Siyaset... Particilik... Hükümet... "Takım işidir."
Futbol misali... "Takım oyunu." Teknik direktör "Kadroyu" yapar... Takımı sahaya sürer.
Maçı izler... Gerekli gördüğü durumda/ dakikada müdahale eder... Bir futbolcuyu oyundan alır.
Yerine başka bir oyuncuyu sahaya çıkarır.
Teknik direktörün taktiği... Takdiri... Kimse sorgulayamaz.
Sonuçta... Eli taşın altında olan kişi teknik direktördür.
Galibiyette o alkışlanır... Mağlubiyette o sorgulanır.
Ak Parti'deki "Nöbet/ oyuncu" değişikliğine biraz da bu gözle bakılabilir mi dersiniz?
"Hoca" maçın seyrine baktı... Ve oyuncu değişikliği kararını aldı.
Doğaldır... "Çıkan oyuncu" biraz alınır, üzülür... Olacak o kadar.
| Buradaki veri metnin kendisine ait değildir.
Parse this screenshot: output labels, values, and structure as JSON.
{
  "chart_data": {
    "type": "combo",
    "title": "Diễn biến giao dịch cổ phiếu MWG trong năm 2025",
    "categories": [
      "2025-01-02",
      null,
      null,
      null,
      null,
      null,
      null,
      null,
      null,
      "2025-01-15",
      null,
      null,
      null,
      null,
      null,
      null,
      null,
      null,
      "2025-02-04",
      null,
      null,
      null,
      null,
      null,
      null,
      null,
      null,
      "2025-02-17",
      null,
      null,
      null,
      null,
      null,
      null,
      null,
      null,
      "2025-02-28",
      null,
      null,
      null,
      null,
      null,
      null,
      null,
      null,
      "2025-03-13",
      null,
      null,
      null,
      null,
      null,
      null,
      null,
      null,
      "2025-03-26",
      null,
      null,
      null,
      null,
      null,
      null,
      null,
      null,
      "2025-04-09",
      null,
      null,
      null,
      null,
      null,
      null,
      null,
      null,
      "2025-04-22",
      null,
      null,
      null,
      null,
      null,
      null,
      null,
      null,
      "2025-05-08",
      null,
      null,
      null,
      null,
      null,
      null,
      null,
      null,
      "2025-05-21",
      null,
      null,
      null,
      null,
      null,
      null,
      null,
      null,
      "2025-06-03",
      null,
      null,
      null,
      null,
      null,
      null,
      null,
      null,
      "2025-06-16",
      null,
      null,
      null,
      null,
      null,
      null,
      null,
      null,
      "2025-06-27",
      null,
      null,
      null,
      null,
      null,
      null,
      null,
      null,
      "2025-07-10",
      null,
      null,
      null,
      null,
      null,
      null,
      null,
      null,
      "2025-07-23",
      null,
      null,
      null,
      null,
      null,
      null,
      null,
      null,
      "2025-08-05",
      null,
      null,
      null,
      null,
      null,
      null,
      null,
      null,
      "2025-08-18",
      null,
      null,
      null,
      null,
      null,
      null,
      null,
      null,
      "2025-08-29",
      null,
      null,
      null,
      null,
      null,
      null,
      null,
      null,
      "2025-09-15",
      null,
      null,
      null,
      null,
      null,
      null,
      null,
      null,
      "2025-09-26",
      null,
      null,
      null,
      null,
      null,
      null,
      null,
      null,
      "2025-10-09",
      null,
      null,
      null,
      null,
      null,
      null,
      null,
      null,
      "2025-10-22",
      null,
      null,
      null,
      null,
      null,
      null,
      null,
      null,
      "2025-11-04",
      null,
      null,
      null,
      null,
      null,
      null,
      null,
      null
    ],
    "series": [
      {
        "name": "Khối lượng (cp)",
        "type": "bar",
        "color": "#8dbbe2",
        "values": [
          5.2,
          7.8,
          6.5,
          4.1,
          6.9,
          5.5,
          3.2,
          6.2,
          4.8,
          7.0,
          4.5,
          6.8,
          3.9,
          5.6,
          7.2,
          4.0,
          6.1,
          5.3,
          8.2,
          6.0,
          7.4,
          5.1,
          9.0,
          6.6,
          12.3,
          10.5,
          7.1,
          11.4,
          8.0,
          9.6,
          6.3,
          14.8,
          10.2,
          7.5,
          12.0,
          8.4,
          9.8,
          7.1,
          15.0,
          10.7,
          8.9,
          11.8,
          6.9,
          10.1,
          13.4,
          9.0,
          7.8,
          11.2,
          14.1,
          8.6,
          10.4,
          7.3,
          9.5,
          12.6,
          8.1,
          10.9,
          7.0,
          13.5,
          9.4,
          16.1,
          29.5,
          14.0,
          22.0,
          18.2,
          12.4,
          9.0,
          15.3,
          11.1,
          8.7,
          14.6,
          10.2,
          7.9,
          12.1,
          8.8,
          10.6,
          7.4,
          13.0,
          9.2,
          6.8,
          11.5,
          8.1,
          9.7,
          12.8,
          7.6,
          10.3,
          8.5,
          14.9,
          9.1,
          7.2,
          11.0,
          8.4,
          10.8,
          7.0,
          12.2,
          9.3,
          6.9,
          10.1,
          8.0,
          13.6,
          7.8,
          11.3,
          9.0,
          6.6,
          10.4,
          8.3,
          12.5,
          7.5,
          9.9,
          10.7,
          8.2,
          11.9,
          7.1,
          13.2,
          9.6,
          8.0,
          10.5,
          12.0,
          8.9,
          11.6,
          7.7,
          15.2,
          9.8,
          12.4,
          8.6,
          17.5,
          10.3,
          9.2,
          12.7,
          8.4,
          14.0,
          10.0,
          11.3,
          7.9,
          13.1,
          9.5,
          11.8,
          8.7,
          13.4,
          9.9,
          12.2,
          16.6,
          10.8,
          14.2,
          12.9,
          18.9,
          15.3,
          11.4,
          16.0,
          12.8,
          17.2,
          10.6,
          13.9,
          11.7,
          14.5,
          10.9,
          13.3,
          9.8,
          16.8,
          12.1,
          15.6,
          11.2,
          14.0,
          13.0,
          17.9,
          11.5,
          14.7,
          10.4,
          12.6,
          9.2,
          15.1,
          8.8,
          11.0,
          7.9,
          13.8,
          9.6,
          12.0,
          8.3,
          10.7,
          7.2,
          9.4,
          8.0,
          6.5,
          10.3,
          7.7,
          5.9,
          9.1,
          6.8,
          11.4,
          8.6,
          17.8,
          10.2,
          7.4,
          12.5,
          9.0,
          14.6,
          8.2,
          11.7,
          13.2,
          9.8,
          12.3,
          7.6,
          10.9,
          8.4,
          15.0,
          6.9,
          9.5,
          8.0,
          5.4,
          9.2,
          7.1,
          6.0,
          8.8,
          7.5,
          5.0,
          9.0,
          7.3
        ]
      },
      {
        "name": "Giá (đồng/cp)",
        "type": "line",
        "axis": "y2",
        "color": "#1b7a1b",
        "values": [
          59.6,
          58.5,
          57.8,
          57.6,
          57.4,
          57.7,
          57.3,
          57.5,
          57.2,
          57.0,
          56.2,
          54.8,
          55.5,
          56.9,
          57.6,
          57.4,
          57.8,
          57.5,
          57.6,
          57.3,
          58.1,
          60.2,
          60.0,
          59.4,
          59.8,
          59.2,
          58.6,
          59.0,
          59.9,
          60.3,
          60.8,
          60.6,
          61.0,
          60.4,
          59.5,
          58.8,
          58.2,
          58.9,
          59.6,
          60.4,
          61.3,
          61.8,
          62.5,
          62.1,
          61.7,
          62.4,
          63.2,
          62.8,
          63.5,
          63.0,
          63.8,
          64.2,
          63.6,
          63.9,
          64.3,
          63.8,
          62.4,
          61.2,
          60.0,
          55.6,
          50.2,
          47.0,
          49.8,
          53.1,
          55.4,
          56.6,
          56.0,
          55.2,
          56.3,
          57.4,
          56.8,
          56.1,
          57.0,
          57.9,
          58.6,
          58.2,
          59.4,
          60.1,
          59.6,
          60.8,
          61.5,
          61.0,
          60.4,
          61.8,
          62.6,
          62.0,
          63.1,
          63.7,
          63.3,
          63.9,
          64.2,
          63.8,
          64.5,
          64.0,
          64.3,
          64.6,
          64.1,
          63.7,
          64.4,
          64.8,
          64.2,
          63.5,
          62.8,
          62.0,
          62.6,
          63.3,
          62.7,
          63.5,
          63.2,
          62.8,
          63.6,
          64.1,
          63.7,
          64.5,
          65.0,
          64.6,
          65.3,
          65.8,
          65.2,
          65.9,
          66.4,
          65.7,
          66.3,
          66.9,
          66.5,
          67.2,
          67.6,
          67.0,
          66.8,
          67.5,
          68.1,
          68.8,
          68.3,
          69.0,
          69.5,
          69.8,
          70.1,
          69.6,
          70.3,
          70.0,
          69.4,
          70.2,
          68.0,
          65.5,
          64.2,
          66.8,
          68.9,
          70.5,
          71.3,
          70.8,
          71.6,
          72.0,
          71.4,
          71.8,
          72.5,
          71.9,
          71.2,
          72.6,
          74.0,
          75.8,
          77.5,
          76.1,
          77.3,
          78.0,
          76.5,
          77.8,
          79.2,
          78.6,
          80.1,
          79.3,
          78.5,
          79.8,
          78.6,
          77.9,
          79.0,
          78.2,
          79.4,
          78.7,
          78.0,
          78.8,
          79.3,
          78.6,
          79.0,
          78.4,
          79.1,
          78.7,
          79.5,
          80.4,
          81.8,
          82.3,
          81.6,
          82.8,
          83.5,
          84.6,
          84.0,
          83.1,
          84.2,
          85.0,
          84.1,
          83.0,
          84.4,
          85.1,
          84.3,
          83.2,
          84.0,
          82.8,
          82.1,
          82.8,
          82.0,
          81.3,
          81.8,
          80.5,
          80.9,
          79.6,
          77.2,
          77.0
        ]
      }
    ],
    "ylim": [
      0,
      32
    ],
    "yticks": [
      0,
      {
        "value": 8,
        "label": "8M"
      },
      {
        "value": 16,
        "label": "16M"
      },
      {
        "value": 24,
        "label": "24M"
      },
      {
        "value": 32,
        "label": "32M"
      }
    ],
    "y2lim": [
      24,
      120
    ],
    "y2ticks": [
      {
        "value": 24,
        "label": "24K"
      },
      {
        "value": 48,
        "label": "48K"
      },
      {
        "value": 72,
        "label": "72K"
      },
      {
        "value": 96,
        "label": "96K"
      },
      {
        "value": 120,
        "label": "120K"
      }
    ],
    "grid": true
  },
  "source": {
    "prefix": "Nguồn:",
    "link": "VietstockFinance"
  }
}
Ama dün... Prof. Ahmet Davutoğlu "Oyundan çıkarken... Yedek kulübesine giderken" sakindi... "Oyuna giren" Binali Yıldırım'a başarı dilemeyi ihmal etmedi.
"Oyuncu değişikliğini yapan" teknik direktöre karşı ise... Saygılıydı... Bağlılık mesajı gönderdi.
Kurultayı izlerken... Gözümüzün önünden sanki bir futbol maçı geçti.